Especially from the early seventeenth century onwards, within a group of largely secular institutions in Europe – some relatively formal, official and regulated (academies, learned societies, publishing houses), others looser and more informal (networks of savants, naturalists, collectors, travellers and antiquarians) – there developed various worldly discourses of curiosity1 that were attacked by churches and, to a certain extent, universities. The two relatively newest and most distinctive semantic features of these worldly discourses were, first, their tendency to make curiosity, on the whole, something more good than bad and, secondly, their enthusiasm for curiosities – that is, they were responsible for the rapid proliferation of object-oriented usages of this family of terms (‘a curious shell’), alongside the continuing subject-oriented ones (‘a curious collector’). The tendency within this culture of curiosities2 to call objects ‘curious’ often entailed shaping matter or discourse into a collection of fragments.
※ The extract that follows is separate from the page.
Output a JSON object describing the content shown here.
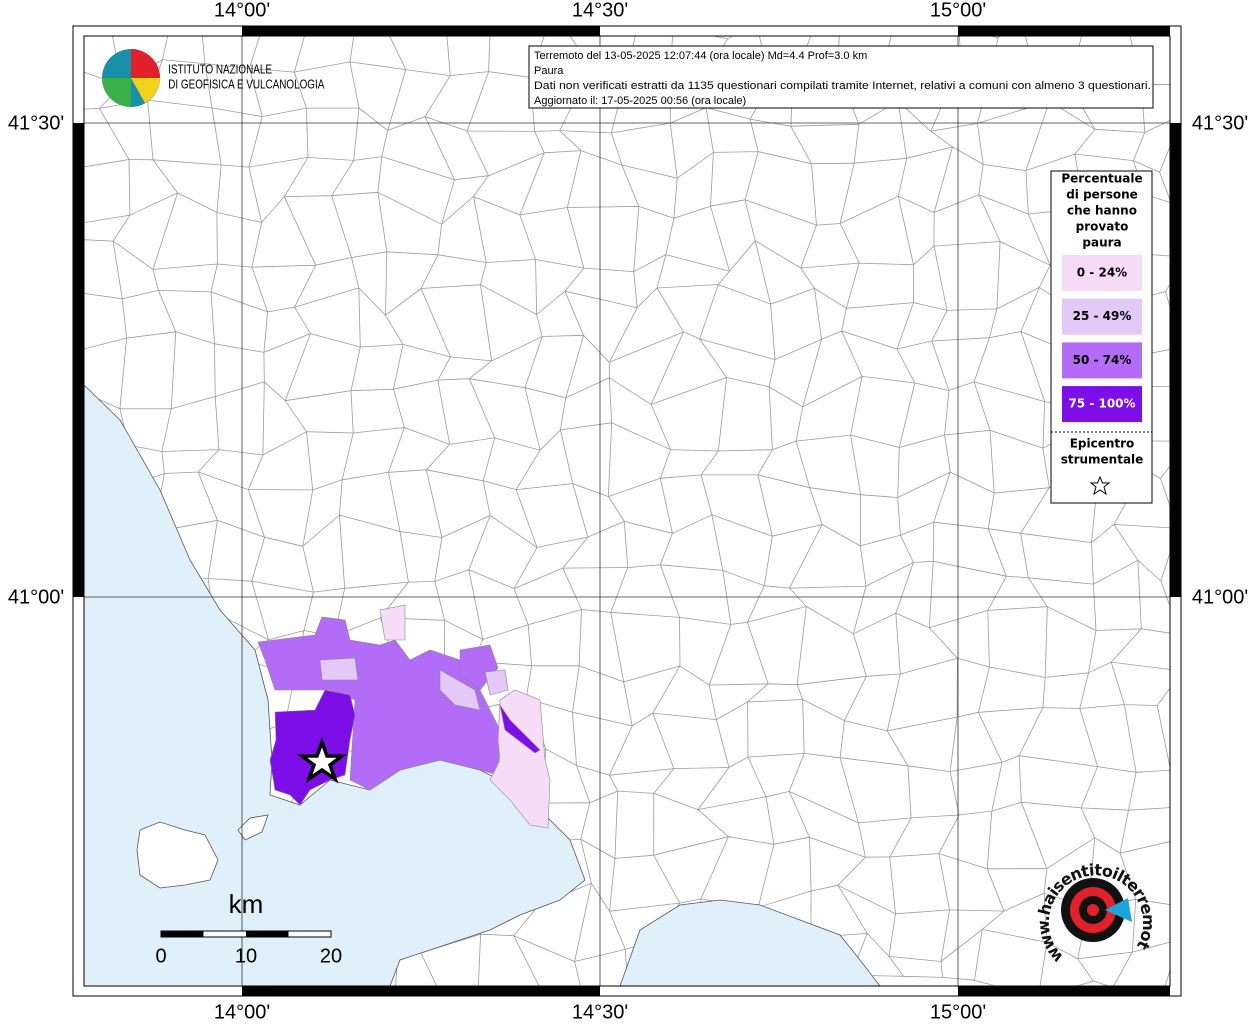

In other words, when several material or discursive objects were described as ‘curious’ or as ‘curiosities’, it was stated or implied that they were fragments belonging to a literal or metaphorical collection. This tendency did not characterise all early modern discourse on curiosity, but rather the culture of curiosities in particular. It was sometimes couched in terms other than the language of curiosity; but it was very often grounded in the object-oriented semantic thread of the ‘curiosity’ family of terms. In cases where it was, I am labelling it the curiosity-collecting tendency (or thread, strand or metaphor). In cases where it was not, I am simply labelling it the collecting tendency.